Litigation over wrongful termination often focuses on whether the franchisor complied with notice and cure periods and whether the stated reason for termination is pretextual. In New York State courts, franchisees have successfully challenged terminations where the franchisor failed to provide written notice or a reasonable opportunity to remedy the breach. Damages can include lost profits for the remainder of the franchise term, goodwill value, and sometimes attorney fees if the state statute allows it. The burden often falls on the franchisor to prove good cause was legitimate and not a cover for anti-competitive behavior.
3. What Statutory Protections Apply to Franchise Relationships?
Federal law (the FTC Franchise Rule) sets minimum disclosure and relationship standards, but state franchise laws frequently impose stricter requirements. Understanding franchise laws at both the federal and state level is critical because a franchisor compliant with the FTC rule may still violate New York or California law.
Which States Have Registration Requirements and What Do They Require?
Fourteen states (including New York, California, Illinois, and Michigan) require franchisors to register their franchise offering before offering franchises to residents. Registration states typically require the franchisor to file the FDD, pay a filing fee, and renew registration annually. New York franchisors must file with the Department of State and update the registration if material changes occur. Failure to register in a registration state can result in civil penalties, rescission rights for franchisees, and potential criminal liability in egregious cases. Non-registration states rely on the FTC rule and state common law (good faith, fraud, and unconscionability doctrines) to protect franchisees.
What Role Does Franchise Insolvency Play in Dispute Resolution?
When a franchisor becomes insolvent or files for bankruptcy, franchisees face uncertainty about whether the system will survive and whether they can continue operating under the brand. Franchise insolvency situations often raise questions about whether franchisees have priority claims for unpaid rebates or indemnification, whether they can operate independently after the franchisor's assets are liquidated, and whether creditors can seize franchise royalty streams. Bankruptcy courts have held that franchise agreements are generally executory contracts, meaning a trustee can assume or reject them. Franchisees should monitor franchisor financial health and ensure their agreements include survival provisions (for example, the right to continue using the brand name and operating system after franchisor insolvency).
4. What Strategic Steps Should You Take to Protect Your Position?
Early legal review of any franchise agreement is non-negotiable.
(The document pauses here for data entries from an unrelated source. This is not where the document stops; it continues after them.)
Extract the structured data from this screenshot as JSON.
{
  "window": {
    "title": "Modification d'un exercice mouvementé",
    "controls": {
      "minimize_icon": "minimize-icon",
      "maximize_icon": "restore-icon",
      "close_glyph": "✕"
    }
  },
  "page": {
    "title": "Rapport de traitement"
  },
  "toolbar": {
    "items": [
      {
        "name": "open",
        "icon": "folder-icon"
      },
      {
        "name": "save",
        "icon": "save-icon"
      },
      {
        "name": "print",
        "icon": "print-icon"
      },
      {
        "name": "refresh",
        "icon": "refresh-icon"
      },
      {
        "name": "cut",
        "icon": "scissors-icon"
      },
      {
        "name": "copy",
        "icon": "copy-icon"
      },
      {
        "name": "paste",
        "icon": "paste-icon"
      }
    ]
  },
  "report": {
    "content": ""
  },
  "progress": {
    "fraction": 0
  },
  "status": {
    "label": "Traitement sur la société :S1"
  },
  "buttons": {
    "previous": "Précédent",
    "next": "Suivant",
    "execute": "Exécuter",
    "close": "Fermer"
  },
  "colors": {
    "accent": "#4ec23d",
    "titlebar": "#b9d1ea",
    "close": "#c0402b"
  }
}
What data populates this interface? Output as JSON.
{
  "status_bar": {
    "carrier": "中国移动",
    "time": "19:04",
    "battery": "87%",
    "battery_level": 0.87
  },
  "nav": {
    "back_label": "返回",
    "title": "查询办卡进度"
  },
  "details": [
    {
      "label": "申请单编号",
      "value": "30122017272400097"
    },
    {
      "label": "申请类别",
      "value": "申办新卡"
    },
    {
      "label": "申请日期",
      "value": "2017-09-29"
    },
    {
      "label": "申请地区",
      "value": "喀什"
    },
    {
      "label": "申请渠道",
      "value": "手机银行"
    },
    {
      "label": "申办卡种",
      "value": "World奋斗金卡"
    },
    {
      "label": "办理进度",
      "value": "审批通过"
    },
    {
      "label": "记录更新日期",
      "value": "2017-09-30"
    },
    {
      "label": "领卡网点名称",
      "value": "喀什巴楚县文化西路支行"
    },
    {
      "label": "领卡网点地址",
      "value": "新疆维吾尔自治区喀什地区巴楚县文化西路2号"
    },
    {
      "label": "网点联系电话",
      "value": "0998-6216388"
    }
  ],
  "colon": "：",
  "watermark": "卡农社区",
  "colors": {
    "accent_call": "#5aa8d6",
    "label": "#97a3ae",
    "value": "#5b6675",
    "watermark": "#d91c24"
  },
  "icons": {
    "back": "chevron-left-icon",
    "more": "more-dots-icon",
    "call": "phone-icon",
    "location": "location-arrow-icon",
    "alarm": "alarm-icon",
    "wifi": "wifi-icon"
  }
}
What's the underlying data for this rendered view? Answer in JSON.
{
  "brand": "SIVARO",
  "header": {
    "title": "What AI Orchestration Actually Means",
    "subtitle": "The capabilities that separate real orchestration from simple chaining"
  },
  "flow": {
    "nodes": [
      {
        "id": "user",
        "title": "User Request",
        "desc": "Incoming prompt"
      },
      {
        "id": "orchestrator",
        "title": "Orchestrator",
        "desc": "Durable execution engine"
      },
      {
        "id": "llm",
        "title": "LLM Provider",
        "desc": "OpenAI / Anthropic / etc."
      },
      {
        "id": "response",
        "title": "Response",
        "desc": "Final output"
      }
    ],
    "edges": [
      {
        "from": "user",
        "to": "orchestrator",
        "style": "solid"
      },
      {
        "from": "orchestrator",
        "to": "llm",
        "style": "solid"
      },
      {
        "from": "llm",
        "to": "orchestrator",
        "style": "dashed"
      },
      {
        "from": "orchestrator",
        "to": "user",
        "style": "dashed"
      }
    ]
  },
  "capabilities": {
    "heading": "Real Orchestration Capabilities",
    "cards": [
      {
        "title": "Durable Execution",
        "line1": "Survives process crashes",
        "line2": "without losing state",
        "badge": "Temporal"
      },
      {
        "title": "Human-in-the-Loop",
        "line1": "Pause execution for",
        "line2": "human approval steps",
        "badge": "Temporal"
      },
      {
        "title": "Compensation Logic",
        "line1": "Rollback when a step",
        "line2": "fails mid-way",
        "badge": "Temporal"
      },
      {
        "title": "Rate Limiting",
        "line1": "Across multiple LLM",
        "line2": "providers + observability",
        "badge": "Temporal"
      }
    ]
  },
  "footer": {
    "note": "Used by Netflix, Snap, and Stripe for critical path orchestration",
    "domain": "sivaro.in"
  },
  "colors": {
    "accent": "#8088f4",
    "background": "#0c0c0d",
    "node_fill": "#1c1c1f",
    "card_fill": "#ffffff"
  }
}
Before signing, have counsel compare the FDD against all other materials, verify the franchisor's litigation history and financial standing, and identify termination triggers and dispute resolution mechanisms. For franchisees, negotiating explicit territory protections, renewal rights, and buy-back clauses can reduce exposure. For franchisors, maintaining rigorous compliance with FDD updates, documenting all material changes, and ensuring consistent application of termination standards across the system limits liability. Real-world outcomes depend heavily on how thoroughly the parties documented their understandings and whether the franchisor maintained clear, contemporaneous records of performance and compliance. Consider whether arbitration or mediation clauses will serve your interests, and evaluate whether state-specific franchise protections create additional obligations or defenses that standard contract law does not provide.